A convolution is a linear operation that involves multiplying a set of weights with the input to yield a two-dimensional array of weights called a filter. If the filter is tuned to detect a specific type of feature in the input, then the repetitive use of that filter across the entire input image can discover that feature anywhere in the image.
For example, one filter may be designed to detect curves of a certain shape, another to detect vertical lines, and a third to detect horizontal lines. Other filters may detect colors, edges, and degrees of light intensity. Connecting the output of multiple filters can reveal complex shapes that matched known elements in the training data.
A CNN usually consists of three layers: 1) an input layer, 2) an output layer, and 3) a hidden layer that includes multiple convolutional layers. Within the hidden layers are pooling layers, fully connected layers, and normalization layers.
The first layer is typically devoted to capturing basic features such as edges, color, gradient orientation, and basic geometric shapes.
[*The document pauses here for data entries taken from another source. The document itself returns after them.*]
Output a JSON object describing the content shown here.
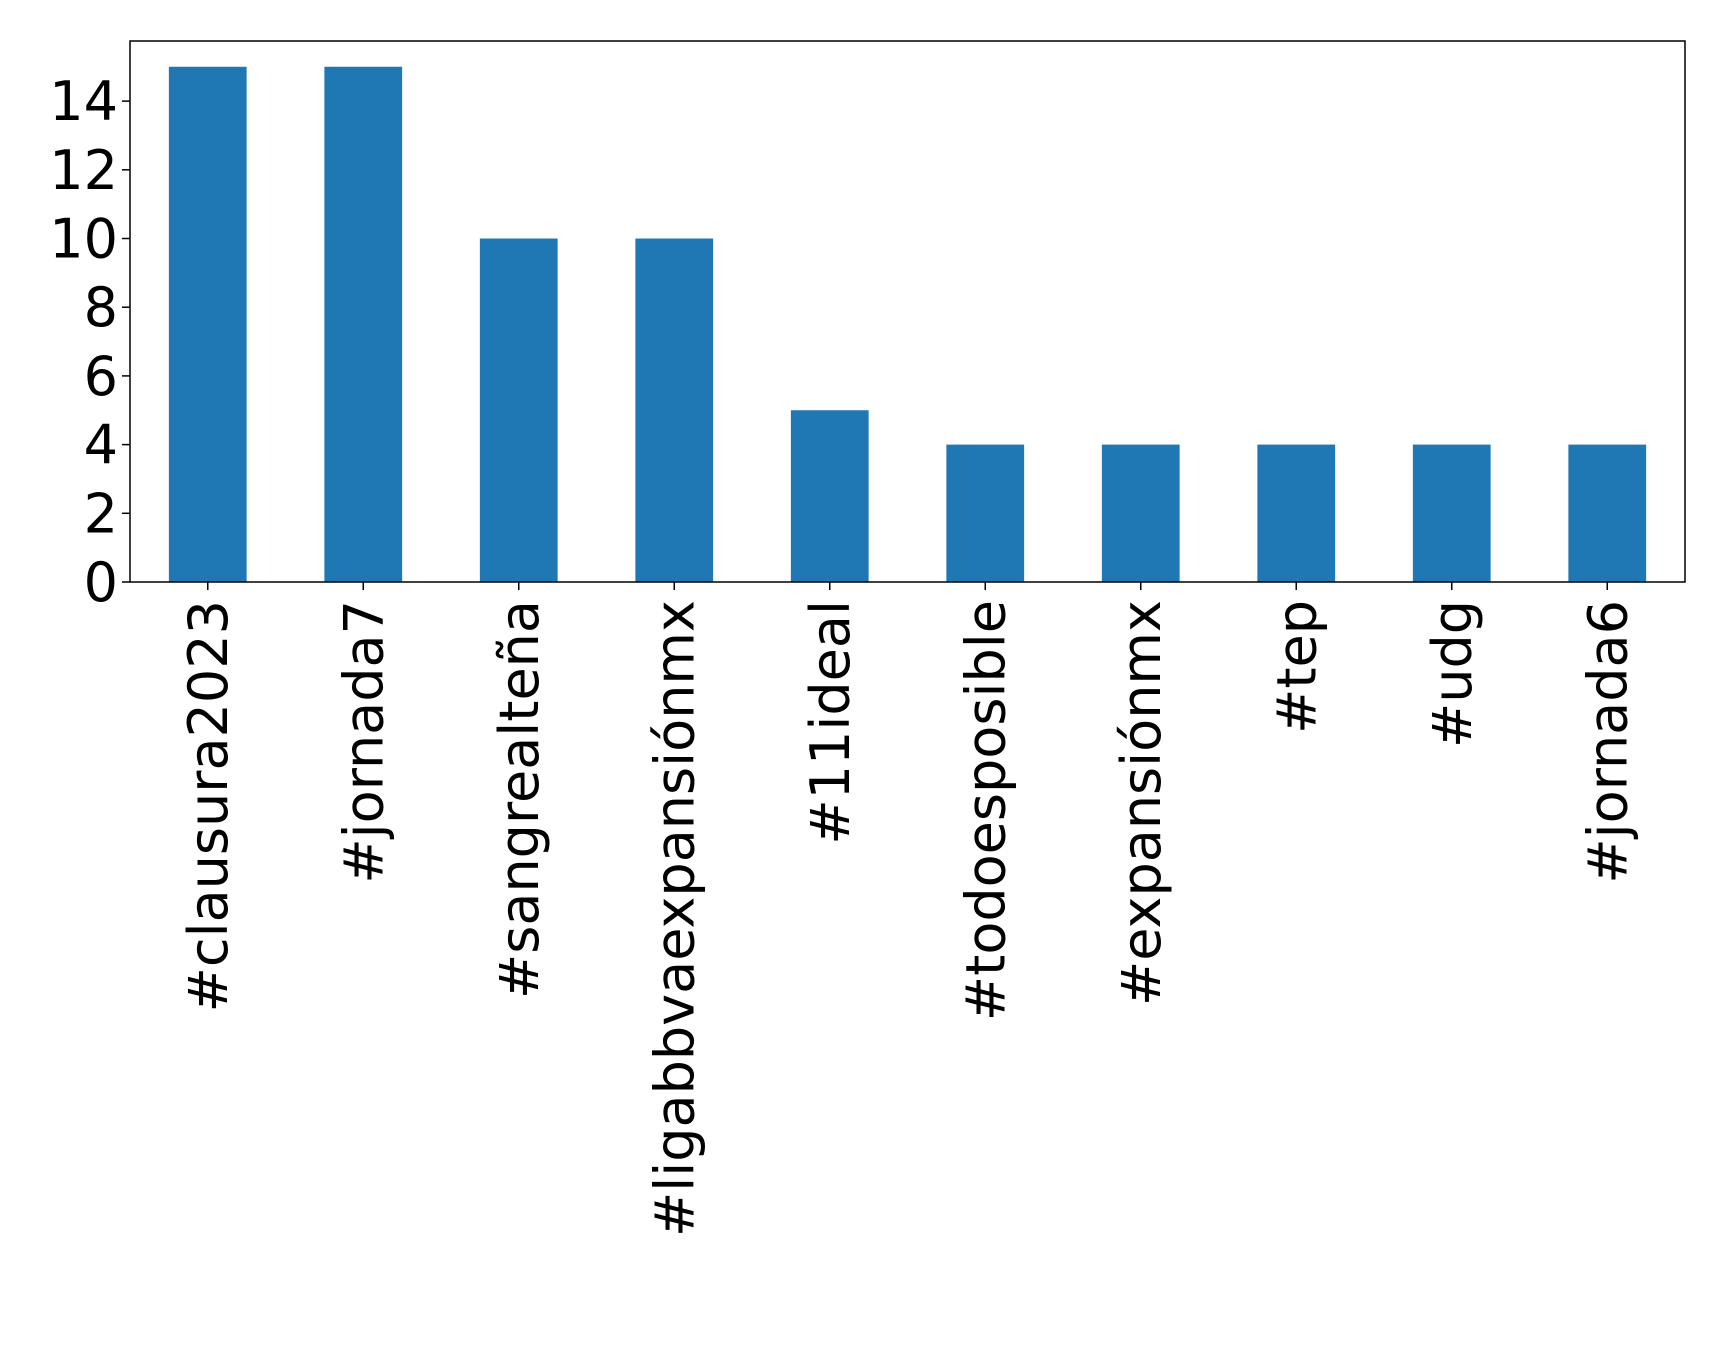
{
  "chart_data": {
    "type": "bar",
    "title": "",
    "xlabel": "",
    "ylabel": "",
    "categories": [
      "#clausura2023",
      "#jornada7",
      "#sangrealteña",
      "#ligabbvaexpansiónmx",
      "#11ideal",
      "#todoesposible",
      "#expansiónmx",
      "#tep",
      "#udg",
      "#jornada6"
    ],
    "values": [
      15,
      15,
      10,
      10,
      5,
      4,
      4,
      4,
      4,
      4
    ],
    "ylim": [
      0,
      15.75
    ],
    "yticks": [
      0,
      2,
      4,
      6,
      8,
      10,
      12,
      14
    ],
    "bar_color": "#1f77b4",
    "grid": false,
    "legend": "none"
  }
}
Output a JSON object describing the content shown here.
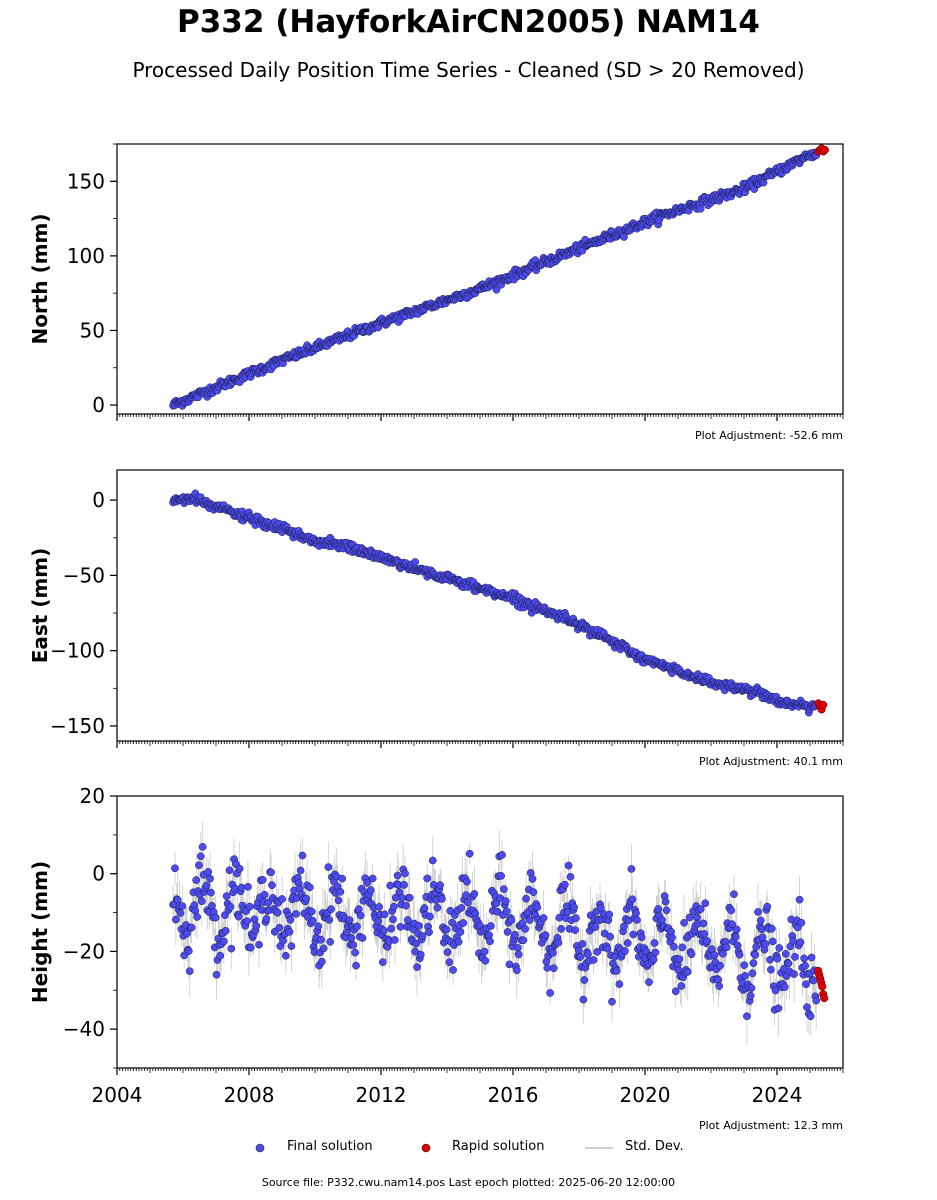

As layers are added, the model fills in high-level features that progressively determine that a large brown blob first is a vehicle, then a car, and then a Buick.
The pooling layer progressively reduces the spatial size of the representation for more efficient computation. It operates on each feature map independently. A common approach used in pooling is max pooling, in which the maximum value of an array is captured, reducing the number of values needed for calculation. Stacking convolutional layers allows the input to be decomposed into its fundamental elements.
Normalization layers regularize the data to improve the performance and stability of neural networks. Normalization makes the inputs of each layer more manageable by converting all inputs to a mean of zero and a variance of one.
Fully connected layers are used to connect every neuron in one layer to all the neurons in another layer.